4 Aprile 2004, di Redazione Wall Street Italia

La posta elettronica è l’unica vera “killer application” che l’Internet ha generato, ma ciò nonostante è rimasta un utensile un po’ rozzo e scarsamente profittevole. Per questo è importante l’annuncio di Google, il più noto tra i motori di ricerca, e potrebbe alterare radicalmente l’economia dell’e-mail.

La società californiana, fondata nel 1998 e ormai prossima all’andata in Borsa, promette di fornire gratuitamente ai suoi utenti un servizio di posta chiamato Gmail dove ognuno avrà a disposizione un giga di spazio (un miliardo di caratteri alfanumerici). Con tanto ben di byte chiunque potrà conservare sugli hard disk di Google una quantità di memoria pari a 416 mila di queste rubriche e soprattutto trovare quello che gli serve utilizzando il software di ricerca dello stesso Google.

Il prezzo da pagare consiste in piccole inserzioni pubblicitarie contestuali (e cioè riferite all’argomento trattato nei messaggi). In America sono 150 milioni gli utenti di posta e si appoggiano soprattutto ai servizi di Aol, Yahoo! e Hotmail-Microsoft, ma hanno a disposizione solo 2 o 4 megabyte di casella postale, oppure dimensioni un po’ più ampie, a pagamento.

Dunque la convergenza competitiva è all’opera: chi offriva la posta vuole gareggiare con Google nei software di ricerca, mentre il motore Google invade pesantemente il terreno altrui. Al cuore di questo processo c’è il disperato bisogno di avere tanta informazione, ma ordinata e gestibile, sia privata che di lavoro, e l’evoluzione dei relativi servizi è appena agli inizi.

Google valuta che il costo che dovrà sopportare per ogni utente di posta è di soli 2 dollari all’anno (un giga di hard disk costa ormai mezzo dollaro, all’ingrosso, e il resto sono spese di gestione) e anche queste sono cifre che pochi anni fa apparivano inimmaginabili: l’hardware è ormai pura commodity e tutto il valore si addensa nel software e nei servizi disponibili.

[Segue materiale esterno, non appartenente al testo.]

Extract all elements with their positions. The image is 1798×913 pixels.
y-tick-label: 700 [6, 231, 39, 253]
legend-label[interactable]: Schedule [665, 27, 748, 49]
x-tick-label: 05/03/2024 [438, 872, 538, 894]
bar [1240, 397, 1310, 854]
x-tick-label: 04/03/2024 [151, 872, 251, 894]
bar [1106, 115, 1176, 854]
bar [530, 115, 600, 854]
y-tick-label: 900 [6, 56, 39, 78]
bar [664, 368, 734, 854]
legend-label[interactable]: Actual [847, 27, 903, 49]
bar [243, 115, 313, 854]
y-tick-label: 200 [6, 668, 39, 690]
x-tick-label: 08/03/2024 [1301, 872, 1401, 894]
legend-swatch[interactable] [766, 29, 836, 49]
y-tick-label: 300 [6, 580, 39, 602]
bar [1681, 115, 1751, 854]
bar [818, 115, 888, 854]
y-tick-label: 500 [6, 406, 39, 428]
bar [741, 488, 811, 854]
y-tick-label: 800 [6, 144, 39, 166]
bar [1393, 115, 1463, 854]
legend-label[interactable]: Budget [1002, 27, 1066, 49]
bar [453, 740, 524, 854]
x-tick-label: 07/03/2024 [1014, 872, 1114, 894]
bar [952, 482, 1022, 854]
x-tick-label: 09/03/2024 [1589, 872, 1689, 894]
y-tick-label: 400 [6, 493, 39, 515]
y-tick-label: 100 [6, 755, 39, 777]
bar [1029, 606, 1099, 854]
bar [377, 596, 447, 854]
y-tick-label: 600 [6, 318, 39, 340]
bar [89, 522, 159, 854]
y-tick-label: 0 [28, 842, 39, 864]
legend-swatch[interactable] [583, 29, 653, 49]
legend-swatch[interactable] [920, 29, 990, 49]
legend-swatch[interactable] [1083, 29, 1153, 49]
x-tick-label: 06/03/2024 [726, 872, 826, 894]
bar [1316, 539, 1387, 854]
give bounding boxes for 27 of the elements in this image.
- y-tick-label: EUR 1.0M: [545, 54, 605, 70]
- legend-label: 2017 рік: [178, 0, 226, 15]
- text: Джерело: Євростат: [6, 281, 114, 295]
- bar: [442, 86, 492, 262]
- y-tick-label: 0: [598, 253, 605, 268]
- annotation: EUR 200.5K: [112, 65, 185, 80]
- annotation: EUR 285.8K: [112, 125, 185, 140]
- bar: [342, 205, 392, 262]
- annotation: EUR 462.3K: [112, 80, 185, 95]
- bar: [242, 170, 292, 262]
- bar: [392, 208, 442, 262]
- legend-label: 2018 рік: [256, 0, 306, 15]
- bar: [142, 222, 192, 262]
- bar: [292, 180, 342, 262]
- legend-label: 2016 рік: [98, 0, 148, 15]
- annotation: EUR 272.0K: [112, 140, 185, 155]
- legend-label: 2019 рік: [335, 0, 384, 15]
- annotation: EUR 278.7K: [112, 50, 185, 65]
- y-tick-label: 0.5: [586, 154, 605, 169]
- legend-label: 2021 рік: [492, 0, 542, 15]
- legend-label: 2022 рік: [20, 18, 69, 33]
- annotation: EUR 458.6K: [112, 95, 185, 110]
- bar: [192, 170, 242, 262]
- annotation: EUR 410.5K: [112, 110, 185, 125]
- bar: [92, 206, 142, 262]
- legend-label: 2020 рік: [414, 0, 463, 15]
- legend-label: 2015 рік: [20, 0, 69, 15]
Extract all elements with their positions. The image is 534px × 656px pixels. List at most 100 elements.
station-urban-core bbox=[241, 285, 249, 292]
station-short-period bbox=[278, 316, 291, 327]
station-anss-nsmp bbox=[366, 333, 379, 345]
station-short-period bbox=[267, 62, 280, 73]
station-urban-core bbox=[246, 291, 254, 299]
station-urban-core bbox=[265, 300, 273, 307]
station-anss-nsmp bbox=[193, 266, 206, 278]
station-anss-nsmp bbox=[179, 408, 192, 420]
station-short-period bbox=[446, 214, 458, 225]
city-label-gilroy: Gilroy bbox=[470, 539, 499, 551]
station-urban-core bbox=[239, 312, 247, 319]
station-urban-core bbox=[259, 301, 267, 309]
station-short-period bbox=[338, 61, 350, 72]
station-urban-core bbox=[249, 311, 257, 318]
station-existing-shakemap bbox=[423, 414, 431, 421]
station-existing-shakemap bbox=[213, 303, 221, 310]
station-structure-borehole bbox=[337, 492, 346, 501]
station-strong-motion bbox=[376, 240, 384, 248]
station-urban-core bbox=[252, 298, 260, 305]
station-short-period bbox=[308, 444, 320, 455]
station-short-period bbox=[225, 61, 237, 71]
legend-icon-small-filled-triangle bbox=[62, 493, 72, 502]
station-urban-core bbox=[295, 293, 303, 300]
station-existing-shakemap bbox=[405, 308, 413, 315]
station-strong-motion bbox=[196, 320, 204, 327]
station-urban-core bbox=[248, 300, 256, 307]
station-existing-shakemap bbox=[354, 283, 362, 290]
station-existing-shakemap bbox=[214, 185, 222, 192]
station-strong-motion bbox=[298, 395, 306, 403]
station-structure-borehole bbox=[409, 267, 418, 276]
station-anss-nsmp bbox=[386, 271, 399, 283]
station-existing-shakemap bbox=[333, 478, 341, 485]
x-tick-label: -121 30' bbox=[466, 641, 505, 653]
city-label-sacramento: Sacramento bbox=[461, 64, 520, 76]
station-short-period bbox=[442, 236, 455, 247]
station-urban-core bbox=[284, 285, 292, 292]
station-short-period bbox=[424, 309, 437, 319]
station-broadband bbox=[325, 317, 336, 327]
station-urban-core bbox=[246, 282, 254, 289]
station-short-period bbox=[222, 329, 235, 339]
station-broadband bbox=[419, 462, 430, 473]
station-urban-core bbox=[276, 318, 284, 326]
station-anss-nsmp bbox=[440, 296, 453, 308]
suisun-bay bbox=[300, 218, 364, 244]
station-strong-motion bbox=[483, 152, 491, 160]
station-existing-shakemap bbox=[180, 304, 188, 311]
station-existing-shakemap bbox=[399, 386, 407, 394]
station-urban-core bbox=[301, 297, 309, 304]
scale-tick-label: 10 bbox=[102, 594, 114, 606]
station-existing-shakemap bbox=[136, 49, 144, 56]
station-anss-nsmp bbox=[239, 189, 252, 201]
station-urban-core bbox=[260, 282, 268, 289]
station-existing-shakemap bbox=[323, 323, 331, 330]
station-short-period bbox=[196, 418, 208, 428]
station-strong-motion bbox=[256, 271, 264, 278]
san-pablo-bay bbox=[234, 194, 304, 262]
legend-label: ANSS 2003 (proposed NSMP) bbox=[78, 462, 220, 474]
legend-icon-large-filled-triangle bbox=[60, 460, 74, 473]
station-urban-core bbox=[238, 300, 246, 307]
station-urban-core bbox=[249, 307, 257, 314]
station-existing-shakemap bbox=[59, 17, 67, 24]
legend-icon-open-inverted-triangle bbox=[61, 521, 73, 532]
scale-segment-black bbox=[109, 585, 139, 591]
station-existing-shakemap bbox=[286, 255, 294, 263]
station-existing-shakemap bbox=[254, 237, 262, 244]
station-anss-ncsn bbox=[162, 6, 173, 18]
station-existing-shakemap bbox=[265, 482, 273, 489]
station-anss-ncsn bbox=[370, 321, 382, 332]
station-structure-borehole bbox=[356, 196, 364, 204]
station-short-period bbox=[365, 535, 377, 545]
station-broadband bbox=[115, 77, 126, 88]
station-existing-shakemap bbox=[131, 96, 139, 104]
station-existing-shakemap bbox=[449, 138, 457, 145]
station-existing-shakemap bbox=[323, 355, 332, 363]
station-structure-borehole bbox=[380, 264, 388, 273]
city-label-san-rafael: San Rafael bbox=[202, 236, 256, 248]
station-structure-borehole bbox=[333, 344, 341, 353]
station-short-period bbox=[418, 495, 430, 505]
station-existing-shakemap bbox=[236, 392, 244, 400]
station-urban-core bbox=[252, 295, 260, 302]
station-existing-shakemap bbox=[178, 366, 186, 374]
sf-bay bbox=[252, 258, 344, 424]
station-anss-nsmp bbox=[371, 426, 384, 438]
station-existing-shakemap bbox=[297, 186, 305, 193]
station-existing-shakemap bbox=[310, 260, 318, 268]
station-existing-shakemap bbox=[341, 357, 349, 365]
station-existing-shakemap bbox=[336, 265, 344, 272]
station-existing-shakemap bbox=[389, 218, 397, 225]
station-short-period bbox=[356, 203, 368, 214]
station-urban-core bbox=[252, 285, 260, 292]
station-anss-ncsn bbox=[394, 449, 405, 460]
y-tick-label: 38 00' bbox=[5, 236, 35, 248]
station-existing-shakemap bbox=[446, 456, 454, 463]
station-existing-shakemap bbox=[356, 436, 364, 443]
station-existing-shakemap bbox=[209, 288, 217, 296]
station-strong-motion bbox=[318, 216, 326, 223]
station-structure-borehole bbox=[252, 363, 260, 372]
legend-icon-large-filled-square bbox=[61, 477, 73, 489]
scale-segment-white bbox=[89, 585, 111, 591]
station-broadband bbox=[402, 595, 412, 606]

L’annuncio è talmente clamoroso che essendo stato emesso il primo di aprile molti commentatori, anche rispettabili, l’hanno considerato uno scherzo, ma tale non era. Oltre a tutto la possibilità di prenotare il servizio (all’indirizzo www.gmail.com) ha scatenato gli entusiasmi, ma è anche un ottimo sondaggio di mercato. In ogni caso, il valore delle azioni che verranno offerte è già salito significativamente: è web marketing virale, allo stato puro e senza un’inserzione pubblicitaria.